Chrysothemis- Greek FigureMortal"Princess of Mycenae"
Also known as: Χρυσόθεμις
Titles & Epithets
Description
While Electra plotted vengeance for their murdered father Agamemnon, her sister Chrysothemis counselled submission — acknowledging the injustice but insisting that resistance against Clytemnestra and Aegisthus would only bring more suffering.
Mythology & Lore
The Cursed House
Chrysothemis was a daughter of Agamemnon and Clytemnestra, sister to Electra, Iphigenia, and Orestes. Homer names her first among the three daughters Agamemnon offered as brides to Achilles during the embassy in the Iliad — alongside Laodice and Iphianassa — though no marriage came of the offer. She lived in the House of Atreus as it tore itself apart: her father sacrificed her sister Iphigenia at Aulis to win fair winds for Troy, and when he returned ten years later, Clytemnestra and her lover Aegisthus murdered him.

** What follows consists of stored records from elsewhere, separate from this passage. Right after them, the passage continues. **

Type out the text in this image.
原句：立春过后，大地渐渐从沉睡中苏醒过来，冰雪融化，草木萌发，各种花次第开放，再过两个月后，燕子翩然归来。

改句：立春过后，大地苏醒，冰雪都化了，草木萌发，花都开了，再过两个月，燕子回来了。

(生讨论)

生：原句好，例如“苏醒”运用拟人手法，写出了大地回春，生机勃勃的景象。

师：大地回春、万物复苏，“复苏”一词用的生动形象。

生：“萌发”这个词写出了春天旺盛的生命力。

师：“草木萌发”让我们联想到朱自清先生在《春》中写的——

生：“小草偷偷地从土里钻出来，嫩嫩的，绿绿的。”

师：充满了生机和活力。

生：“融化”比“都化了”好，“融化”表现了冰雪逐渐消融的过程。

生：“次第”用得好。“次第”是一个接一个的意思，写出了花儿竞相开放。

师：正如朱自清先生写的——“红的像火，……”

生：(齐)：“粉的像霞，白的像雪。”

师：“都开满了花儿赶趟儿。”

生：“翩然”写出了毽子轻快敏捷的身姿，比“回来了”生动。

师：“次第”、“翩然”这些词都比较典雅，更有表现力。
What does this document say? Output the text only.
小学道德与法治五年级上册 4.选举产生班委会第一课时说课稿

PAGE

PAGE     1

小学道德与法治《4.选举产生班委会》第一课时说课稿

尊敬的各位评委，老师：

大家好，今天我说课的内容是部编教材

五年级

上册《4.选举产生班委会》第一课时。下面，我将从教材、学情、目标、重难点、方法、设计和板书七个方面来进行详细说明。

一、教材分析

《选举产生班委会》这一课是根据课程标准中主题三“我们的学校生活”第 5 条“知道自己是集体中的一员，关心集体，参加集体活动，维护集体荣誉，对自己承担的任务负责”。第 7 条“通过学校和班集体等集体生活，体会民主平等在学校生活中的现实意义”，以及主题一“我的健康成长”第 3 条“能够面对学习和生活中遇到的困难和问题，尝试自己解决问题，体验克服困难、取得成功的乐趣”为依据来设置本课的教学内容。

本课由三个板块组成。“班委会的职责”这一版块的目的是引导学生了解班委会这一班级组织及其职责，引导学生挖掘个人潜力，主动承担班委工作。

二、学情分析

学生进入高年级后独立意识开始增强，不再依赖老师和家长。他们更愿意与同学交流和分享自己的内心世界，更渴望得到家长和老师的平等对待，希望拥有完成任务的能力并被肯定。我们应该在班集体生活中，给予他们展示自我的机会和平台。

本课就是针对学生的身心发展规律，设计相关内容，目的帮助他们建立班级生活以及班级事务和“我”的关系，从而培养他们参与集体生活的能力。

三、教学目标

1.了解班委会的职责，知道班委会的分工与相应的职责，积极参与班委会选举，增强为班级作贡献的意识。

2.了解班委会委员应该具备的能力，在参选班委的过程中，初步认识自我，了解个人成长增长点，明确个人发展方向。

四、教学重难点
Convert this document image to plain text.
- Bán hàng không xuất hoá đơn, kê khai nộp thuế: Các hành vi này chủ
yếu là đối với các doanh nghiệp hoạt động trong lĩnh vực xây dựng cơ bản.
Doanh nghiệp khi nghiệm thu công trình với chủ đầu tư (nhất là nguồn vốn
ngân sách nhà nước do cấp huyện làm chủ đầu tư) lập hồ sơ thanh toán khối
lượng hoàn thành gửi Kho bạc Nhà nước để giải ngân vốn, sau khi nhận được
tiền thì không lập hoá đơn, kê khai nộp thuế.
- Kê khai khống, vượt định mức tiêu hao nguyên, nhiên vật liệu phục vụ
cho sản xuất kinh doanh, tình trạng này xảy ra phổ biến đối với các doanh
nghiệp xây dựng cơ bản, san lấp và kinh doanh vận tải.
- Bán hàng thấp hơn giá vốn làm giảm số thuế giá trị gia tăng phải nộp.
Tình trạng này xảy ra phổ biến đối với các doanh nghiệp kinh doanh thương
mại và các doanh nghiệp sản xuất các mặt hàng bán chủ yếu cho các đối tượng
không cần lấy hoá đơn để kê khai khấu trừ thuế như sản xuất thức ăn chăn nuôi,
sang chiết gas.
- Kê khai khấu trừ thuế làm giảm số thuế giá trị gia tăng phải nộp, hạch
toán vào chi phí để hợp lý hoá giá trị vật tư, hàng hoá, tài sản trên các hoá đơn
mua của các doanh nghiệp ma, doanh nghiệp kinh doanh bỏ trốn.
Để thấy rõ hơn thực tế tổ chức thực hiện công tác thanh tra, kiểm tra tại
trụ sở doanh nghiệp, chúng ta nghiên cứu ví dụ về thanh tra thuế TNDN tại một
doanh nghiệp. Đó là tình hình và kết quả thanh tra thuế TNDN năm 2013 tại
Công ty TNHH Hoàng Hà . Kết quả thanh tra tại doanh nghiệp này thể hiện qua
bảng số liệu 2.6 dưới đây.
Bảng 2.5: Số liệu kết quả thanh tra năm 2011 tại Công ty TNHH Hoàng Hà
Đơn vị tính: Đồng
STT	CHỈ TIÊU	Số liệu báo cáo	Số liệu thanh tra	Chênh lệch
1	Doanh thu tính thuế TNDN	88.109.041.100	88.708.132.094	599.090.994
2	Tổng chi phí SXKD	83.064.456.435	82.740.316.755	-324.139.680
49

The household fell under their tyrannical rule, and the surviving children lived as subjects of their father's killers.
The Pragmatic Sister
Chrysothemis told her sister plainly: they were women under the power of those stronger than themselves. She shared Electra's grief for their father, but not her fury — to rage openly against Clytemnestra and Aegisthus was to invite their own destruction for nothing. Better to bend and survive than to break in defiance.
When Clytemnestra had a disturbing dream — an omen that the murdered king's spirit remained unquiet — she sent Chrysothemis to pour libations at Agamemnon's tomb. Electra intercepted her and persuaded her to replace their mother's offerings with their own: a lock of hair and a prayer for Orestes's return. Chrysothemis agreed and went to the tomb, where she discovered a lock of hair and fresh offerings already there — Orestes's own, though no one yet knew he had returned.
She rushed back with the hopeful news, but Electra, who had heard a false report of Orestes's death, dismissed the discovery. Instead she urged Chrysothemis to help kill Aegisthus themselves. Chrysothemis refused — not from cowardice but from the conviction that two women alone against the throne could only meet their own deaths. Orestes arrived in disguise shortly after and carried out the vengeance without her.